According to the latest BRC-Sensormatic IQ data, total UK retail footfall decreased by -10.5% in June (Yo3Y), a 2.0 percentage point improvement from May, and better than the three-month average decline of -11.8%.

Footfall on high streets declined by 13.9% Yo3Y, retail parks saw footfall decrease by -8.1% Yo3Y, and shopping centre footfall declined by -24.1% Yo3Y.

England again saw the shallowest footfall decline of the four nations at -9.9%, followed by Wales at -12.7% and Northern Ireland at -14.7%. Scotland again saw the steepest decline, at -15.8%.

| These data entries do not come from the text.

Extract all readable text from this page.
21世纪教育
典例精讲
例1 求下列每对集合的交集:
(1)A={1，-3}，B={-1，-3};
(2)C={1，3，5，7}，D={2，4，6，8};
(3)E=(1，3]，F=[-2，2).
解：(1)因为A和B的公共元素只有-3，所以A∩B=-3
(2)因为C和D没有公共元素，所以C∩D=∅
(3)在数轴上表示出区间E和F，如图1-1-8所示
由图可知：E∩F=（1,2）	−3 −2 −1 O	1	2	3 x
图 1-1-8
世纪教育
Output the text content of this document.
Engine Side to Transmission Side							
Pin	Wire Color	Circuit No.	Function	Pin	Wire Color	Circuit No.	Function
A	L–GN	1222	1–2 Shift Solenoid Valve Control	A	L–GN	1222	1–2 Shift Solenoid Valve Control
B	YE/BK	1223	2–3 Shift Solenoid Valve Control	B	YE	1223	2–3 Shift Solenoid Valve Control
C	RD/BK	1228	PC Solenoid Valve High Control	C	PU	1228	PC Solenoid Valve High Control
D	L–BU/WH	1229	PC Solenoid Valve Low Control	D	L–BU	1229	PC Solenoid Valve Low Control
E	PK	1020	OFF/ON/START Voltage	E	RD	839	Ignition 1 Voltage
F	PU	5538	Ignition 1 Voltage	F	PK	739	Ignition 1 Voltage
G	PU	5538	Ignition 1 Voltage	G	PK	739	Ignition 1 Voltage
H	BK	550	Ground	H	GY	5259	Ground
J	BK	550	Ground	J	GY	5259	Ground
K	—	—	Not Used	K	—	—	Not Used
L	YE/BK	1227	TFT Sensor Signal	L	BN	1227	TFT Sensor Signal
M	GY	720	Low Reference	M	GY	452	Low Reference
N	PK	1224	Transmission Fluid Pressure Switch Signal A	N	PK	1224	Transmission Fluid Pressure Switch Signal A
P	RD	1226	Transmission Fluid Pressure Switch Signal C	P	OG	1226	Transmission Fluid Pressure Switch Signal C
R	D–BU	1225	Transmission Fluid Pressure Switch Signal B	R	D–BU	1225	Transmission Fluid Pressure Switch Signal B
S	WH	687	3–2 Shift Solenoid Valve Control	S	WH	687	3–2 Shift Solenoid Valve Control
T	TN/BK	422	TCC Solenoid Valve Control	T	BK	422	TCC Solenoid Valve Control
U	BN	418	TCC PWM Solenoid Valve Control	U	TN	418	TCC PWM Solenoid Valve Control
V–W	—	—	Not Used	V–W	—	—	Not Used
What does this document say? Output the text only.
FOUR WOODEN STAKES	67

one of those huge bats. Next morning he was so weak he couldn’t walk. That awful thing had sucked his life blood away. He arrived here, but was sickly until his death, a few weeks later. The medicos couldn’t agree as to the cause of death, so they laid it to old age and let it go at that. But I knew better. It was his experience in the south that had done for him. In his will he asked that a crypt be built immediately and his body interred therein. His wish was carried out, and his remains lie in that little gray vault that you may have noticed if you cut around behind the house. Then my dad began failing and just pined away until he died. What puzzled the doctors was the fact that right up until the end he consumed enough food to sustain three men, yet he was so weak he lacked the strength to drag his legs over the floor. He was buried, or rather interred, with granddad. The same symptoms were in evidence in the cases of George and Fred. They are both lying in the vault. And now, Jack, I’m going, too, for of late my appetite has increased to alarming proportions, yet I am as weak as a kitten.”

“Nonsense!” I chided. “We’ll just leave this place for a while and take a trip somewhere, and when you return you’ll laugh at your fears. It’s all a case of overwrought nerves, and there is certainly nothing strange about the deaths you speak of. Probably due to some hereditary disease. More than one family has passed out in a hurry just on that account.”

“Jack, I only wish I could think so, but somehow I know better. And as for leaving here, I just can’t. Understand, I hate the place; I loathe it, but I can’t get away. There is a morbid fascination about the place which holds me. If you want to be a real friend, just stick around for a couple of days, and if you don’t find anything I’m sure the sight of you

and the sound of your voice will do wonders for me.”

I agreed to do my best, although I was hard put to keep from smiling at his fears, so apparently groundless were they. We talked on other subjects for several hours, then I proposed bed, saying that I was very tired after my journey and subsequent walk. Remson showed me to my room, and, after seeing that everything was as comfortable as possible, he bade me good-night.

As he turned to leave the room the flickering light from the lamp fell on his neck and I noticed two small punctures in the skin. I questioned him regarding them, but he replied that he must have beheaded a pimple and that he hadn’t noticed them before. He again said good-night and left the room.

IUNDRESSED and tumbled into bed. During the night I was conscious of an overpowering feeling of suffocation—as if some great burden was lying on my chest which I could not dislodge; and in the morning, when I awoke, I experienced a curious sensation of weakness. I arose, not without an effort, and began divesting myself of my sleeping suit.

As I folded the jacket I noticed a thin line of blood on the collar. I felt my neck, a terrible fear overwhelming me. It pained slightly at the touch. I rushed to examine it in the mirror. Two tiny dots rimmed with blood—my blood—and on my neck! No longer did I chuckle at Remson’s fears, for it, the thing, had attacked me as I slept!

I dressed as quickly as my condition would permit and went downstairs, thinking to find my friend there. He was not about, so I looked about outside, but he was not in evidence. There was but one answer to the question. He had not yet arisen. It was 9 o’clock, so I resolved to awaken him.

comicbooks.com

Helen Dickinson OBE, chief executive of the British Retail Consortium, says: “The cost-of-living crisis appears to be driving more people to shop around for the best deals both online and in-store, with the number of visits to individual shops rising in June. This was boosted by the Jubilee celebrations and summer heatwave, which more than compensated for the impact of the rail strikes on city centre footfall. However, this has not translated into in-store and online sales, with volumes down significantly in recent months as consumers tightened their belts.

“Rising inflation, particularly soaring energy costs, is limiting customer spending power and damaging consumer confidence. This is only set to worsen in October as the energy price cap rises and the colder weather increases usage. With many people struggling, retailers are doing all they can to support their most vulnerable customers – from expanding value ranges to offering discounts to vulnerable groups, raising staff pay and investing in lower prices for the future.”